NAIC’s First Step Toward Openness, Transparency

February 10, 2014 by

As an advocate for a reformed system of state insurance regulation, the National Association of Mutual Insurance Companies (NAMIC) recognizes the key role played by the National Association of Insurance Commissioners (NAIC). Due to the significance of that role, NAMIC believes it is imperative for the NAIC to conduct its business openly, and has therefore repeatedly urged the regulators’ organization to operate in a more transparent fashion.

So we commend Louisiana Insurance Commissioner Jim Donelon, Missouri Commissioner John Huff, and others for their leadership in proposing changes to the NAIC’s Policy Statement on Open Meetings that were introduced during the group’s national meeting last fall. We share with the commissioners a strong belief that by adopting a meaningful and effective open meetings policy, the NAIC will engender much-needed confidence among regulated businesses and other policymakers.

While NAMIC commends the NAIC for taking up this matter, we believe the policy statement could be improved further and have submitted detailed recommendations to the NAIC for consideration. On the positive side, the elimination of the blanket grant of discretion to chairpersons of committees, subcommittees, task forces and working groups to close a meeting or hold a closed meeting represents a significant improvement to the policy statement.

But the caveat that the policy does not apply to “roundtable discussions, zone meetings, commissioners’ conferences and other like meetings of the members” undermines the intent of openness and transparency. The open-ended list of excluded meetings contains myriad sessions in which NAIC policy is discussed and developed, and there is no reason why the policy should not apply to all of them absent a credible justification for an exception.

We also continue to have strong concerns over the potential exemption of “consultations with NAIC staff members … related to NAIC technical guidance … Annual and Quarterly Statement Blanks and Instruction, the Accounting Practices and Procedures Manual, and similar materials.” While such an exemption to the policy may at first glance seem to be an improvement for not applying to any situation involving consultation with NAIC staff (which could include any and all NAIC activities), we believe that the additional language refers to instances in which open sessions should certainly be required.
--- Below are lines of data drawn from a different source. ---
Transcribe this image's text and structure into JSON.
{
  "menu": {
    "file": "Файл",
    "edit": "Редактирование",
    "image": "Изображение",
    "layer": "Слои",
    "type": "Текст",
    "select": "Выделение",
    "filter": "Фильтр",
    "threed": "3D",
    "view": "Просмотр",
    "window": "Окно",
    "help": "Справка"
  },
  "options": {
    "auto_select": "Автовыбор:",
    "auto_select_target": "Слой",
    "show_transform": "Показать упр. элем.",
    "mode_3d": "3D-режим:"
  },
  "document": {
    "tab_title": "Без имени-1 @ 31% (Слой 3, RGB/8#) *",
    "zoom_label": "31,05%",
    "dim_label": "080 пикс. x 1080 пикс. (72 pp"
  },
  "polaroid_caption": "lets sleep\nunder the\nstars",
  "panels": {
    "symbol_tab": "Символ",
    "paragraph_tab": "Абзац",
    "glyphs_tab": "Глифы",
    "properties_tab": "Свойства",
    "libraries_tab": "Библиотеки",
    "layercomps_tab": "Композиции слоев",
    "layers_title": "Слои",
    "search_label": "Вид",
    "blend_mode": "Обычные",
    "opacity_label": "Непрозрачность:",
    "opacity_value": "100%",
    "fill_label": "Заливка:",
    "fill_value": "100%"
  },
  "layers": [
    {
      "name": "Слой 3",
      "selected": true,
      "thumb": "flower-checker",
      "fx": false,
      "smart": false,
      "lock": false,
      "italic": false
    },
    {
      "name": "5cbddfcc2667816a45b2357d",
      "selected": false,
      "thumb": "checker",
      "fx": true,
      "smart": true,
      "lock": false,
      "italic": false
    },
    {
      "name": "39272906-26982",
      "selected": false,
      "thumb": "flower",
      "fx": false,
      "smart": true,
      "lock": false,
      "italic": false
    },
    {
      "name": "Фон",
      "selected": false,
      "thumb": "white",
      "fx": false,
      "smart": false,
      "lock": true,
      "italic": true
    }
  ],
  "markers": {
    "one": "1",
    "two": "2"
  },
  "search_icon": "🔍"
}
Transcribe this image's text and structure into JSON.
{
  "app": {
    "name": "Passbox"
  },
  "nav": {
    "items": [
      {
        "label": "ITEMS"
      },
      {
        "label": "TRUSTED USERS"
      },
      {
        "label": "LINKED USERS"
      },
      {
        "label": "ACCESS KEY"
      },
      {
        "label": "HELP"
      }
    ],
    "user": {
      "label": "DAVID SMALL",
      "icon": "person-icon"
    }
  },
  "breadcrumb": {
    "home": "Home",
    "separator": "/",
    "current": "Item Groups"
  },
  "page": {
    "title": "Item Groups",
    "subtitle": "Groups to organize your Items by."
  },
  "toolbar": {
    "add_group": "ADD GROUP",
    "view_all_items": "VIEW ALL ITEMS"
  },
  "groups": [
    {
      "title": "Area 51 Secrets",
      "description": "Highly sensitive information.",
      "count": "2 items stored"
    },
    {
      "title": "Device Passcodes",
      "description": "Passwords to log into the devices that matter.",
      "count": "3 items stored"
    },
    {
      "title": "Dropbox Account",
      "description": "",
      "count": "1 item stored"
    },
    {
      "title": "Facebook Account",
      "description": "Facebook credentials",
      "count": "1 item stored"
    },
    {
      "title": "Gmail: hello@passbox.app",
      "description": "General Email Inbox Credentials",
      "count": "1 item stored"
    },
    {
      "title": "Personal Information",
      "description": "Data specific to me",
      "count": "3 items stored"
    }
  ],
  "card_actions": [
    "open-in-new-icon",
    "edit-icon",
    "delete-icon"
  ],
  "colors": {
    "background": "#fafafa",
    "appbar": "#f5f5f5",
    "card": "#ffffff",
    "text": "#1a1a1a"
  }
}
Because certain NAIC actions affect the substance of state law directly, and the bulk of those substantive changes are found in the annual statement and the various manuals, we believe that discussions involving technical guidance would benefit from industry involvement.

Finally, for the policy to be as effective as it needs to be, it should be explicit in how the NAIC would deal with noncompliance of any of its provisions. Although the policy statement as revised provides narrower discretion to hold closed meetings, we believe it is still advisable to develop a means of redress for potential abuse of the discretion it provides.

NAMIC appreciates that the proposed changes reflect an earnest effort on the part of the NAIC to make the policy statement on open meetings more effective in the pursuit of much-needed transparency. It represents a meaningful first step in the right direction, and we urge regulators to go further to engender a level of stakeholder confidence that befits the NAIC’s role in the regulation of insurance.